Vous ouvrez un site pour lire un article, comparer un prix ou suivre une commande, et un bandeau s’impose : un gros bouton Tout accepter , un lien discret Paramétrer , aucun bouton Tout refuser . Vous cliquez sur Paramétrer et vous découvrez une liste de curseurs pré-activés, des cases déjà cochées, un bouton Enregistrer qui conserve tout par défaut, ou un mur qui bloque l’accès au site tant que vous n’avez pas accepté. Quelques semaines plus tard, les publicités ciblées vous suivent partout, votre navigation est mesurée au clic près, et votre adresse IP comme vos identifiants publicitaires circulent entre des dizaines de partenaires que vous n’avez jamais choisis.

Cette situation n’est pas une fatalité technique, et elle n’est pas couverte par une prétendue obligation d’accepter. En droit français et européen, le dépôt de traceurs soumis au consentement exige un accord préalable, libre et éclairé, et le refus doit être aussi simple que l’acceptation. Quand un site impose ses cookies et bloque le refus, il commet un manquement précis, documenté par des sanctions publiques qui se chiffrent en dizaines puis en centaines de millions d’euros. La victime dispose d’une méthode : prouver le manquement avec des captures exploitables, exiger la mise en conformité, saisir la Commission nationale de l’informatique et des libertés, puis demander réparation au juge pour le préjudice réellement subi.

Cet article décrit d’abord ce que le site doit permettre et ce qui lui est interdit, à partir des textes et des décisions rendues, puis la méthode complète pour agir : constituer la preuve, exercer vos droits, déposer une plainte efficace devant la CNIL et obtenir, quand les conditions sont réunies, une sanction du site et une indemnisation. Les faits et les chiffres cités datent de septembre 2026 au plus tard ; les montants de sanctions et les positions de la Commission doivent être vérifiés à la date de votre démarche, car la doctrine de la CNIL évolue par vagues de contrôles.

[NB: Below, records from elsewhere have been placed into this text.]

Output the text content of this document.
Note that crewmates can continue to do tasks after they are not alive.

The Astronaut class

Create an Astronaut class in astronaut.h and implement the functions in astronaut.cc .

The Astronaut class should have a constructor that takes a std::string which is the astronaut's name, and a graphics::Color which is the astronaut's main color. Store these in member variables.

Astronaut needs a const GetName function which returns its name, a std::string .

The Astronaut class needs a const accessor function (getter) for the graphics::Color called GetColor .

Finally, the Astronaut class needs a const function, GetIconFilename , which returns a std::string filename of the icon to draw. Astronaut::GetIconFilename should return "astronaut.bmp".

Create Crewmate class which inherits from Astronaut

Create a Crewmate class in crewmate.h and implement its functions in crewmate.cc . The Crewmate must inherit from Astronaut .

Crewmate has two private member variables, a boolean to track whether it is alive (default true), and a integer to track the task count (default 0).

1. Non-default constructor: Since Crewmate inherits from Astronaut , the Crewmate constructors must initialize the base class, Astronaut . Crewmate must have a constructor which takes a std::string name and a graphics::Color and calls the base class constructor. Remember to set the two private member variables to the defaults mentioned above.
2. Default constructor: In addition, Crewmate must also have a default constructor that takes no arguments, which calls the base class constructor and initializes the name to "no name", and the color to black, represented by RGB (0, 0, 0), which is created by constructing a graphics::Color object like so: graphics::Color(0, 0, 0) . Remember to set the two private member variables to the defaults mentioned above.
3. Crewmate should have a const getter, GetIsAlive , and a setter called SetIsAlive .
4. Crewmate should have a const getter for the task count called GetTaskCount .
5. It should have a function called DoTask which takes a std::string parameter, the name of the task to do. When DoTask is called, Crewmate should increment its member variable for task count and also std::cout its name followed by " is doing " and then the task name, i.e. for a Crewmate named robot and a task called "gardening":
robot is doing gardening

I. Le site doit vous laisser refuser aussi simplement qu’accepter

Le principe est simple à énoncer et exigeant à appliquer : aucun traceur soumis au consentement ne peut être déposé ou lu avant que vous ayez dit oui, et votre non doit produire un effet immédiat. Tout le contentieux des bandeaux trompeurs découle de cette asymétrie entre un oui capté en un clic et un non rendu impraticable.

A. Un accord préalable, libre et donné par un geste clair

Le règlement européen définit le consentement comme « toute manifestation de volonté, libre, spécifique, éclairée et univoque par laquelle la personne concernée accepte, par une déclaration ou par un acte positif clair, que des données à caractère personnel la concernant fassent l’objet d’un traitement ». Chaque adjectif compte : libre signifie sans contrainte ni préjudice en cas de refus, spécifique signifie finalité par finalité et non en bloc indistinct, éclairée signifie après une information compréhensible sur qui dépose quoi et pour quoi faire, univoque signifie un geste qui ne laisse aucun doute sur le sens du choix.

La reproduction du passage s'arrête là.